Republicans and Democrats gearing up for November's midterm elections aren't embracing the platform.

Polling shows that a majority of Americans oppose oil exports if they lead to an increase in gasoline prices.

Oil refiners argue that exporting U.S. crude will push of gasoline prices, because it puts WTI crude oil -- produced in North America -- in direct market competition with Brent crude and other foreign heavy crudes.

Analysts say consumers won't get hit with rising gas prices by fully lifting the ban.

"Probably the consumer will not be affected much by it, but the refiners -- their margins will be dented by this, so they are rightly worried about it," Eugen Weinberg, head of commodities research at Commerzbank AG, said in an interview.

Weinberg said in his research note last week that the average U.S. gasoline price has been slightly above European prices for the past few years, which means that the domestic price of crude oil doesn't affect the price of U.S. refined products. It will be the refiners, who directly purchase heavy crude, that will see their margins shrink, and explains why they've been vocal opponents of lifting the ban.
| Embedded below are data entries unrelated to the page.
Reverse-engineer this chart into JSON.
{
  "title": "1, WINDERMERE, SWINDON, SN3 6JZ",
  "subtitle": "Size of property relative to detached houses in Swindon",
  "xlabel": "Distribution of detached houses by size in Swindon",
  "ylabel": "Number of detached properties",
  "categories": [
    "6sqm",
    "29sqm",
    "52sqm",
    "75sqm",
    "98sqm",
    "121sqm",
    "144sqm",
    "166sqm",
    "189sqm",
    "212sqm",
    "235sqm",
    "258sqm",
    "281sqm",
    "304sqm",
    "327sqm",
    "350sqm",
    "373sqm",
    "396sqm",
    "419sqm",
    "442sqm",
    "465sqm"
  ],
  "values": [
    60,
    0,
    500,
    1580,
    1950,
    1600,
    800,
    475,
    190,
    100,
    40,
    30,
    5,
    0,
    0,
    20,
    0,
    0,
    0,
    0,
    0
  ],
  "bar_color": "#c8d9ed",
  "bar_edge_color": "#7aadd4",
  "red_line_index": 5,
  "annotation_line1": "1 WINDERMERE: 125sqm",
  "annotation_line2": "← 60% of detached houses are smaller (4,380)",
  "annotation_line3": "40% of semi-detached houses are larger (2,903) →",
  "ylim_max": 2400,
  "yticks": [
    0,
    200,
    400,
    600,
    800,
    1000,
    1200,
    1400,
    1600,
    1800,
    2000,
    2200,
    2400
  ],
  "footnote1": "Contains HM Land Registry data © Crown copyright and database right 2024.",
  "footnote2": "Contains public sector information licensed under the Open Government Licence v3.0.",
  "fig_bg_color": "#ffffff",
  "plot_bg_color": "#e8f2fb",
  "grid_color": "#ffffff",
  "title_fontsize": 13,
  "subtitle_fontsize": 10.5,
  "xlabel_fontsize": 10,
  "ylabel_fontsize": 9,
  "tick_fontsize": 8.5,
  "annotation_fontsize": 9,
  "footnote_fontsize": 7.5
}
Supporters of killing the ban in Washington include members of Congress who hail from oil producing districts and states. Lifting the oil ban, they argue, will give U.S. companies broader demand for their oil and oil products. This, their reasoning suggests, would summon more buyers. Buyers driving more demand would require more production, which would add more jobs in the states.

Yet, House Republican leadership -- known for saying it has better ideas than the White House to add jobs to the U.S. economy -- has remained quiet on the issue, said Eurasia Group energy analyst Greg Priddy. Should the GOP outwardly support lifting the ban, and gas prices rise for some unrelated reason, Democratic opponents could frame the message that the end of the ban boosted gas prices and hurt Americans.

And as much as Congress doesn't want to touch the issue, President Obama likely won't think twice about taking a stand.

"What they're probably going to do is undertake a series of actions that will let off steam as needed under existing regulatory authority over the next couple of years, running out the clock through the end of their administration," Eurasia Group's Priddy said in an interview.

While it doesn't look like the export ban will disappear anytime soon, investors looking to make a play on these developments may want to keep tabs on companies applying for export exemptions.